Aux termes du dernier alinéa de l'article L. 1332-2 du code du travail, aucune sanction disciplinaire ne peut intervenir moins de deux jours ouvrables, ni plus d'un mois après le jour fixé pour l'entretien préalable et celle-ci est motivée et notifiée au salarié.

Lorsqu'en raison de la révélation de faits fautifs nouveaux postérieurement à un entretien préalable, l'employeur adresse au salarié, dans le délai d'un mois à compter du premier entretien, une convocation à un nouvel entretien préalable, c'est à compter de la date de ce nouvel entretien que court le délai d'un mois qui lui est imparti pour notifier sa décision.

En l'espèce, il ressort des pièces produites aux débats que :

- par lettre recommandée avec demande d'avis de réception datée du 16 mai 2018, l'employeur a notifié au salarié sa convocation à un entretien préalable à un éventuel licenciement fixé et tenu le 25 mai 2018 ;

- au cours de cet entretien, le salarié a indiqué que des données étaient erronées et a souhaité fournir des éléments qui ont été en possession de l'employeur le 30 mai 2018 ;

- l'employeur a considéré que les explications et éléments fournis par le salarié rendaient nécessaires de procéder à des investigations complémentaires ;

- à la suite des investigations complémentaires menées, l'employeur a, par lettre recommandée avec demande d'avis de réception datée du 6 juin 2018, notifié une nouvelle convocation au salarié pour un entretien préalable fixé au 15 juin 2018 ;

- l'employeur a, invoquant le non-respect des délais légaux en raison de 'l'acheminement par les services postaux', souhaité remettre au salarié une nouvelle convocation en mains propres le 15 juin 2018, ce que celui-ci a refusé ;

- par lettre recommandée avec demande d'avis de réception datée du 18 juin 2018, l'employeur a convoqué le salarié à un nouvel entretien préalable fixé et tenu au 29 juin 2018 ;

- par lettre recommandée avec demande d'avis de réception datée du 10 juillet 2018, signifiée par ailleurs par acte d'huissier du même jour, l'employeur a notifié au salarié son licenciement pour faute.
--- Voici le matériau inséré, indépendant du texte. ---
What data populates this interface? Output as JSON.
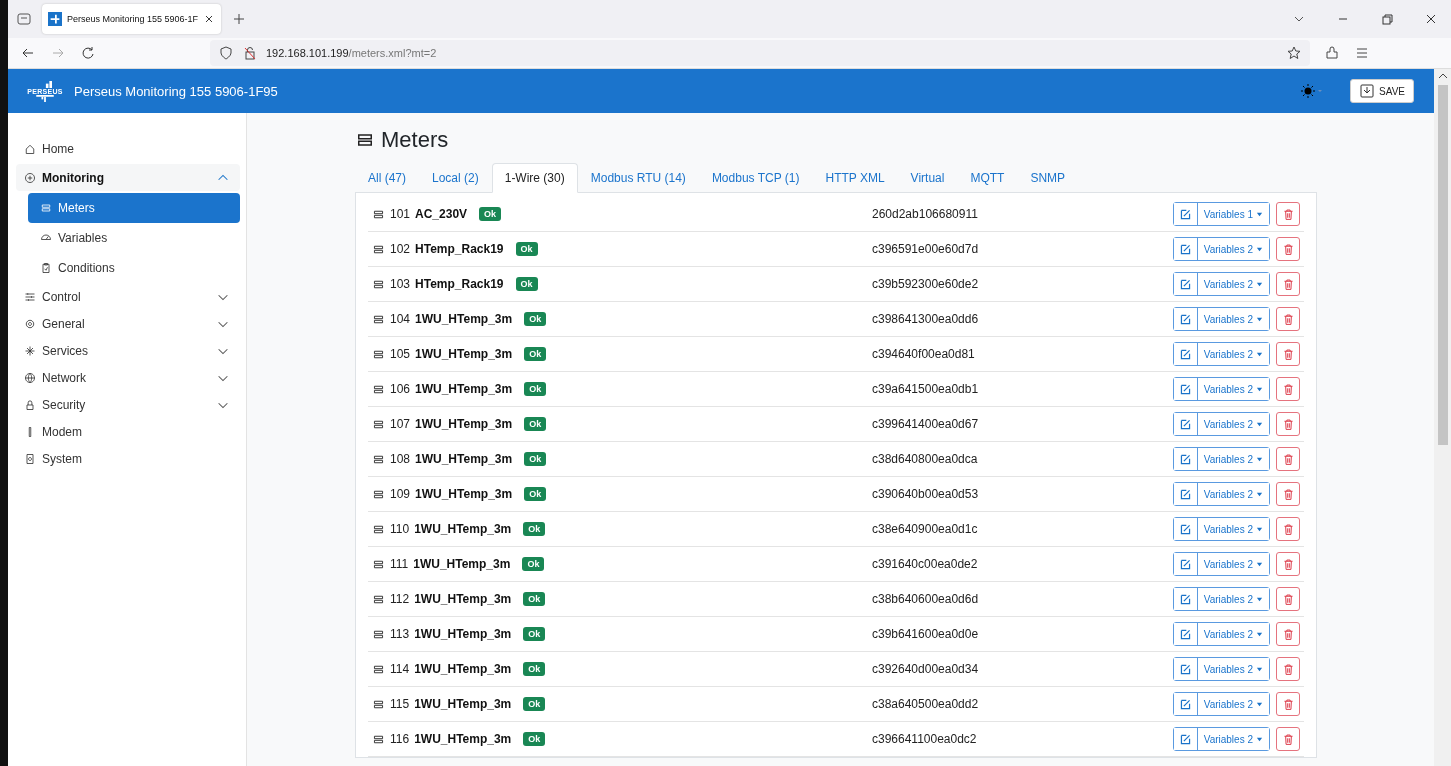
{
  "browser": {
    "tab_title": "Perseus Monitoring 155 5906-1F",
    "url_host": "192.168.101.199",
    "url_path": "/meters.xml?mt=2"
  },
  "header": {
    "logo_text": "PERSEUS",
    "title": "Perseus Monitoring 155 5906-1F95",
    "save_label": "SAVE"
  },
  "sidebar": {
    "items": [
      {
        "label": "Home",
        "selected": false
      },
      {
        "label": "Monitoring",
        "selected": false,
        "expanded": true,
        "children": [
          {
            "label": "Meters",
            "selected": true
          },
          {
            "label": "Variables",
            "selected": false
          },
          {
            "label": "Conditions",
            "selected": false
          }
        ]
      },
      {
        "label": "Control",
        "selected": false,
        "expanded": false
      },
      {
        "label": "General",
        "selected": false,
        "expanded": false
      },
      {
        "label": "Services",
        "selected": false,
        "expanded": false
      },
      {
        "label": "Network",
        "selected": false,
        "expanded": false
      },
      {
        "label": "Security",
        "selected": false,
        "expanded": false
      },
      {
        "label": "Modem",
        "selected": false
      },
      {
        "label": "System",
        "selected": false
      }
    ]
  },
  "page": {
    "title": "Meters"
  },
  "tabs": [
    {
      "label": "All (47)",
      "selected": false
    },
    {
      "label": "Local (2)",
      "selected": false
    },
    {
      "label": "1-Wire (30)",
      "selected": true
    },
    {
      "label": "Modbus RTU (14)",
      "selected": false
    },
    {
      "label": "Modbus TCP (1)",
      "selected": false
    },
    {
      "label": "HTTP XML",
      "selected": false
    },
    {
      "label": "Virtual",
      "selected": false
    },
    {
      "label": "MQTT",
      "selected": false
    },
    {
      "label": "SNMP",
      "selected": false
    }
  ],
  "meters": [
    {
      "number": "101",
      "name": "AC_230V",
      "status": "Ok",
      "address": "260d2ab106680911",
      "variables": "Variables 1"
    },
    {
      "number": "102",
      "name": "HTemp_Rack19",
      "status": "Ok",
      "address": "c396591e00e60d7d",
      "variables": "Variables 2"
    },
    {
      "number": "103",
      "name": "HTemp_Rack19",
      "status": "Ok",
      "address": "c39b592300e60de2",
      "variables": "Variables 2"
    },
    {
      "number": "104",
      "name": "1WU_HTemp_3m",
      "status": "Ok",
      "address": "c398641300ea0dd6",
      "variables": "Variables 2"
    },
    {
      "number": "105",
      "name": "1WU_HTemp_3m",
      "status": "Ok",
      "address": "c394640f00ea0d81",
      "variables": "Variables 2"
    },
    {
      "number": "106",
      "name": "1WU_HTemp_3m",
      "status": "Ok",
      "address": "c39a641500ea0db1",
      "variables": "Variables 2"
    },
    {
      "number": "107",
      "name": "1WU_HTemp_3m",
      "status": "Ok",
      "address": "c399641400ea0d67",
      "variables": "Variables 2"
    },
    {
      "number": "108",
      "name": "1WU_HTemp_3m",
      "status": "Ok",
      "address": "c38d640800ea0dca",
      "variables": "Variables 2"
    },
    {
      "number": "109",
      "name": "1WU_HTemp_3m",
      "status": "Ok",
      "address": "c390640b00ea0d53",
      "variables": "Variables 2"
    },
    {
      "number": "110",
      "name": "1WU_HTemp_3m",
      "status": "Ok",
      "address": "c38e640900ea0d1c",
      "variables": "Variables 2"
    },
    {
      "number": "111",
      "name": "1WU_HTemp_3m",
      "status": "Ok",
      "address": "c391640c00ea0de2",
      "variables": "Variables 2"
    },
    {
      "number": "112",
      "name": "1WU_HTemp_3m",
      "status": "Ok",
      "address": "c38b640600ea0d6d",
      "variables": "Variables 2"
    },
    {
      "number": "113",
      "name": "1WU_HTemp_3m",
      "status": "Ok",
      "address": "c39b641600ea0d0e",
      "variables": "Variables 2"
    },
    {
      "number": "114",
      "name": "1WU_HTemp_3m",
      "status": "Ok",
      "address": "c392640d00ea0d34",
      "variables": "Variables 2"
    },
    {
      "number": "115",
      "name": "1WU_HTemp_3m",
      "status": "Ok",
      "address": "c38a640500ea0dd2",
      "variables": "Variables 2"
    },
    {
      "number": "116",
      "name": "1WU_HTemp_3m",
      "status": "Ok",
      "address": "c396641100ea0dc2",
      "variables": "Variables 2"
    }
  ]
}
Il résulte de ce qui précède qu'eu égard aux investigations complémentaires diligentées par l'employeur pour tenir compte des explications du salarié sur les faits reprochés lors du premier entretien et à la découverte de faits fautifs nouveaux à l'occasion de ces dernières investigations, le délai légal d'un mois visé à l'article L. 1332-2 sus-cité a commencé à courir à compter de la date du nouvel entretien préalable, soit le 29 juin 2018. Il s'ensuit que le délai d'un mois entre la date de l'entretien préalable le 29 juin 2018 et le licenciement le 10 juillet 2018 a été respecté.

Ce moyen n'est pas fondé.

Sur la cause réelle et sérieuse du licenciement

Le salarié fait valoir que les griefs sont imprécis en ce que chaque réservation reprochée n'est pas détaillée ; que certaines données sont erronées ; que les réservations, notamment sur la pause déjeuner, ont été faites conformément à la charte d'utilisation du service 'Glide' et dans le cadre de l'audit 'Gipp' qui lui a été confié de même que la demande d'information sur la politique de la société à l'égard du service 'Glide', incluant dans son périmètre le service 'Glide' ; qu'il a réalisé des tests dans ce cadre ; que ces réservations n'ont pas été faites à des fins personnelles ; que certains faits sont prescrits ; que le licenciement est disproportionné eu égard à ses excellents états de service ; que le jugement doit être infirmé sur ces points. Il réclame par conséquent un rappel au titre de l'indemnité conventionnelle de licenciement et une indemnité pour licenciement sans cause réelle et sérieuse.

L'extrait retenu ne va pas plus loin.